Bernhard Reckling

Quelle: Bernhard Reckling

Bernhard ist 35 Jahre alt und wohnt zusammen mit seiner Frau im Rhein-Main-Gebiet. Er gehört deutschlandweit zu den wenigen männlichen Erziehern in der Kindertagesbetreuung (7,4 %, Stand 2021) und ich habe mich sehr gefreut, als Bernhard mir dieses Interview ermöglicht hat. Denn es ist eine tolle Möglichkeit, einen anderen Blick auf die Arbeit der Erzieher*innen zu erhalten und zeigen zu können, warum dieser von Frauen dominierte Beruf auch für Männer eine erfüllende Tätigkeit sein kann.

Bernhards Weg führte nach der Schule zunächst in eine ganz andere Richtung. Er absolvierte eine Ausbildung zum Koch und arbeitete in diesem Beruf  9 Jahre lang. Doch irgendwann kam er an einen Punkt, an dem er sich verändern wollte. Durch seine Frau hatte er Einblicke in die Soziale Arbeit erlangt und schon lange Zeit vorher immer wieder mit dem Beruf des Erziehers geliebäugelt. Schließlich hospitierte er in einer Kindertagesstätte und begann 2015 mit dem 6-monatigen Vorpraktikum. Im Anschluss begann er unter Anrechnung seiner bereits abgeschlossenen Berufsausbildung die 3-jährige Erzieherausbildung. Nach seinem erfolgreichen Abschluss fing Bernhard in einer Krabbelstube für die Betreuung der U3-Kinder an, die sehr viel Aufmerksamkeit benötigen. Es ist eine sehr wichtige Aufgabe mit hoher Verantwortung, die er mit seinen beiden Kolleg*innen bei der Betreuung der insgesamt 11 U3-Kinder nachgeht. Kinder sollen einen guten Start in die Gesellschaft und das Leben erhalten. Gerade die Betreuung so junger Kinder ist notwendig, um es den Eltern zu ermöglichen, wieder in die Erwerbstätigkeit zurückzukommen und den Kindern in dieser Zeit eine kindgerechte und pädagogisch sinnvolle Unterstützung zu bieten. Dazu möchte Bernhard mit seiner Arbeit einen Teil beitragen. Erzieherische Tätigkeit ist mehr als nur ein wenig basteln, singen und die Kinder zu beaufsichtigen. Gerade die psychoanalytische Pädagogik legt sehr viel Wert darauf, dass die Kinder einen echten Vorteil und Mehrwert aus dem Besuch der Kindertagesstätte ziehen.

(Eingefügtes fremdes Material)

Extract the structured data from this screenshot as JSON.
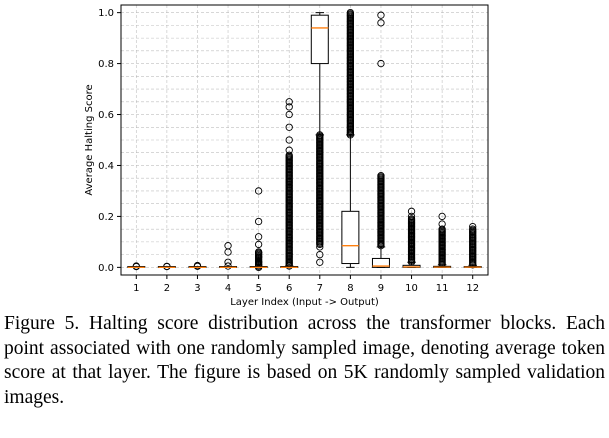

Ein ganz wichtiges Thema ist für Bernhard die Wertschätzung seiner Arbeit. Die Ausbildung ist sehr lange und dauert in der Regel 5 Jahre. In anderen Ländern ist es ein Studiengang, weil dieser Beruf so vielschichtig und umfangreich ist. Auch innerhalb der Erzieher*innen gibt es nicht immer die gleiche
Wertigkeit und besonders die Arbeit mit den U3-Kindern wird gelegentlich belächelt, dabei ist der körperliche Aspekt nicht zu unterschätzen (z.B. müssen die Kinder viel getragen werden) und die psychische Belastung und Aufnahmebereitschaft ist über den gesamten Tag sehr hoch. Die Arbeit mit den U3-Kindern ist mehr als nur spielen und trösten und sehr anstrengend. Die emotionale Herausforderung und Ernsthaftigkeit werden insgesamt in dem Beruf der Erzieher*innen oft nicht gesehen.

Quelle: Bernhard Reckling

Die Männerquote ist besonders bei den U3-Kindern sehr gering im Gegensatz zu den Kindergärten oder dem Hort (wobei der Männeranteil auch dort noch viel zu niedrig ist). Bernhard beobachtet oft ein etwas unbeholfenes Verhalten von Männern im Umgang mit kleinen Kindern. Hier braucht es deutlich mehr männliche Vorbilder durch eine gute Öffentlichkeitsarbeit, eine bessere Bezahlung und vielleicht auch die Umwandlung der Ausbildung in einen Studiengang. In seiner Einrichtung war er der erste Mann, während seine Ausbildungsklasse bereits aus 10 Männern bestand. Grundsätzlich sieht Bernhard keinen besonderen Unterschied zwischen weiblichen und männlichen Erzieher*innen. Vielleicht sind es eher die männlichen Kollegen, die mit den Kindern wildere Spiele (Raufen, Toben etc.) machen. Dies kommt aber allen Kindern zugute, egal welches Geschlechts. Für Bernhard ist es wichtig, dass wir als Gesellschaft nicht mehr in Schubladen denken. Es sollte eine Selbstverständlichkeit sein, dass sowohl Frauen als auch Männer für pflegerische Tätigkeiten, wie das Trösten oder Kuscheln zuständig sind und für Bindungsbedürfnisse zur Verfügung stehen. Noch immer ist dieser Aspekt in der Arbeit der Erzieher*innen eher der „weibliche“ Part. Kinder und vor allem Jungen brauchen männliche Vorbilder, die genau dies verkörpern und profitieren davon in der Ausbildung einer reifen, männlichen Geschlechtsidentität, die es ihnen ermöglicht, sowohl Autonomie- als auch Abhängigkeitsbedürfnisse wahrzunehmen und zuzulassen. Nicht wenige Väter ziehen sich aus einer persönlichen Schwierigkeit auf dieser Ebene emotional aus der Erziehung ihrer Kinder zurück, was die Notwendigkeit alternativer männlicher Beziehungserfahrungen umso bedeutsamer werden lässt, damit sich diese Muster nicht wiederholen.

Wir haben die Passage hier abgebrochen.